Crowing about being so right, so early is understandable, of course. Hitting a 22-year low in July 1999, the price of investment gold has since risen sharply - pretty much year after year - against the Euro, Yen and Sterling, as well as every other currency you can name.
Silver bullion has done better still over the last decade - that decade straddling both the Tech Stock Crash and its offspring, the Cheap-Money Bubble, sired by meek academics wielding godlike powers at the big central banks. The permanent emergency following the inevitable blow-up has only accelerated gold's outperformance against pretty much every other financial asset you can name, too.
|Number of mutual
funds beating gold
|over 10 years
|over 5 years
|in the UK||3||0|
|in the US||15||1|
In most cases, this acceleration of dumb bullion's Schadenfreude has come thanks to its own faster gains, plus the flagging performance of the finest investment minds.
But not in Japan. There, in the land of the zero interest rate, retained savings have grown so used to earning nothing - nothing! - in return for credit or capital risk, that even gold and silver slowed their rate of gain during the last half-decade of permanent emergency.
Since the start of 2007, gold has returned just 8.8% per year to Japanese buyers (compound annual growth rate, after costs). Silver slowed more dramatically still, halving its 10-year CAGR to just 6.1% per year. And all because, of course, the Yen has rallied during this crisis so far.
How come? Japan was long into depression when this "global crisis" began, you'll recall. Its own domestic bubble exploded in 1989, dragging GDP, wages and even shop prices into deflation since. Japan thus got the absurdist joy of zero interest rates almost a decade ahead of everyone else, helping knock the all-too-powerful Yen down on the currency market in 2000-2008 (see above) but still failing to induce the magic reflation.

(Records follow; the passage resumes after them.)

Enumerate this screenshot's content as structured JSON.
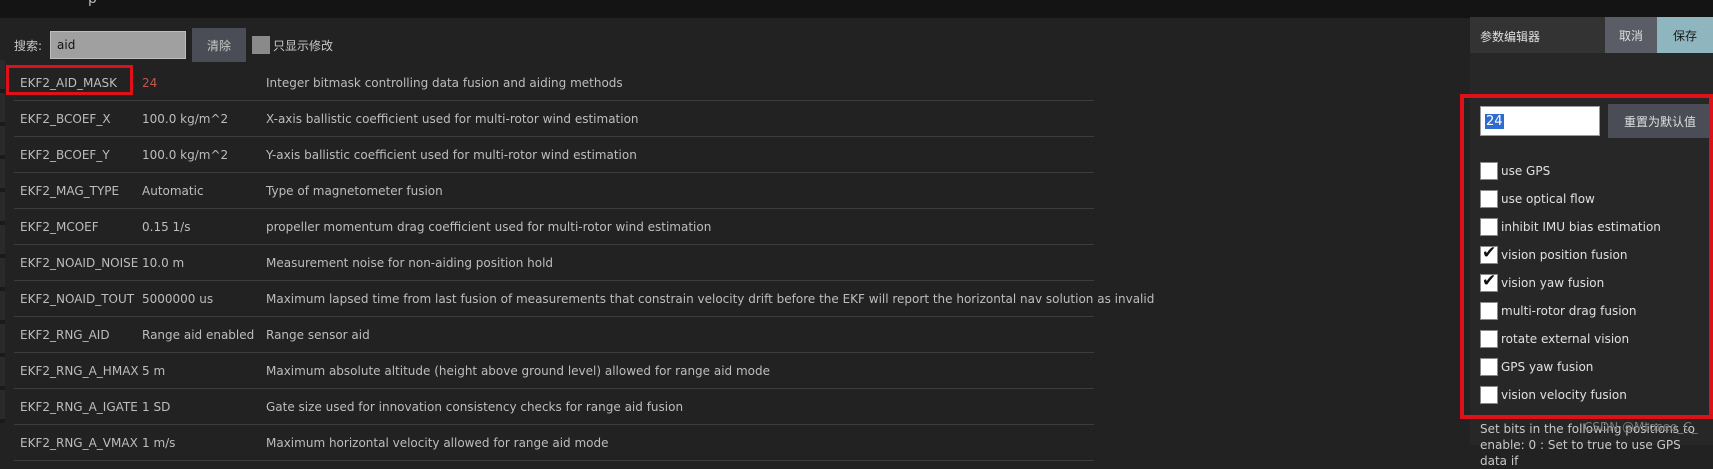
{
  "search": {
    "label": "搜索:",
    "value": "aid",
    "clear_label": "清除",
    "only_modified_label": "只显示修改"
  },
  "params": [
    {
      "name": "EKF2_AID_MASK",
      "value": "24",
      "modified": true,
      "desc": "Integer bitmask controlling data fusion and aiding methods"
    },
    {
      "name": "EKF2_BCOEF_X",
      "value": "100.0 kg/m^2",
      "desc": "X-axis ballistic coefficient used for multi-rotor wind estimation"
    },
    {
      "name": "EKF2_BCOEF_Y",
      "value": "100.0 kg/m^2",
      "desc": "Y-axis ballistic coefficient used for multi-rotor wind estimation"
    },
    {
      "name": "EKF2_MAG_TYPE",
      "value": "Automatic",
      "desc": "Type of magnetometer fusion"
    },
    {
      "name": "EKF2_MCOEF",
      "value": "0.15 1/s",
      "desc": "propeller momentum drag coefficient used for multi-rotor wind estimation"
    },
    {
      "name": "EKF2_NOAID_NOISE",
      "value": "10.0 m",
      "desc": "Measurement noise for non-aiding position hold"
    },
    {
      "name": "EKF2_NOAID_TOUT",
      "value": "5000000 us",
      "desc": "Maximum lapsed time from last fusion of measurements that constrain velocity drift before the EKF will report the horizontal nav solution as invalid"
    },
    {
      "name": "EKF2_RNG_AID",
      "value": "Range aid enabled",
      "desc": "Range sensor aid"
    },
    {
      "name": "EKF2_RNG_A_HMAX",
      "value": "5 m",
      "desc": "Maximum absolute altitude (height above ground level) allowed for range aid mode"
    },
    {
      "name": "EKF2_RNG_A_IGATE",
      "value": "1 SD",
      "desc": "Gate size used for innovation consistency checks for range aid fusion"
    },
    {
      "name": "EKF2_RNG_A_VMAX",
      "value": "1 m/s",
      "desc": "Maximum horizontal velocity allowed for range aid mode"
    }
  ],
  "editor": {
    "title": "参数编辑器",
    "cancel_label": "取消",
    "save_label": "保存",
    "value": "24",
    "reset_label": "重置为默认值",
    "bits": [
      {
        "label": "use GPS",
        "checked": false
      },
      {
        "label": "use optical flow",
        "checked": false
      },
      {
        "label": "inhibit IMU bias estimation",
        "checked": false
      },
      {
        "label": "vision position fusion",
        "checked": true
      },
      {
        "label": "vision yaw fusion",
        "checked": true
      },
      {
        "label": "multi-rotor drag fusion",
        "checked": false
      },
      {
        "label": "rotate external vision",
        "checked": false
      },
      {
        "label": "GPS yaw fusion",
        "checked": false
      },
      {
        "label": "vision velocity fusion",
        "checked": false
      }
    ],
    "help_text": "Set bits in the following positions to enable: 0 : Set to true to use GPS data if"
  },
  "watermark": "CSDN @Mtoseo_C_",
  "colors": {
    "highlight": "#e0101a",
    "modified_value": "#c0564e",
    "save_accent": "#8fb6be"
  }
}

Come the big bang of late 2008, and the Yen reversed a huge chunk of its fall, as hedge funds (and others) suckered into selling it short by the Bank of Japan's zero-rate gambit realized that every other central bank was about to try the same gag. Gold plunged in Yen, short term, and silver fell harder again. Net-net, both metals have offered the best store of value (barring just two mutual funds) for Japan's household investors. But they've both slowed their rate of return to what, compared to the 20%-or-so annual gains for Dollar, Sterling or Euro investors, looks like a crawl.
Depressed returns to investment are only to be expected in a depression, of course, not least from lumps of metal which never promised a yield in the first place. But even the best stores of wealth - meaning gold and silver since 2002 and especially 2007, in Japan just as much as in the US and Europe - might be vulnerable. Zero growth, and the zero rates through which central banks hope to undo it, are starting to set around investors like concrete.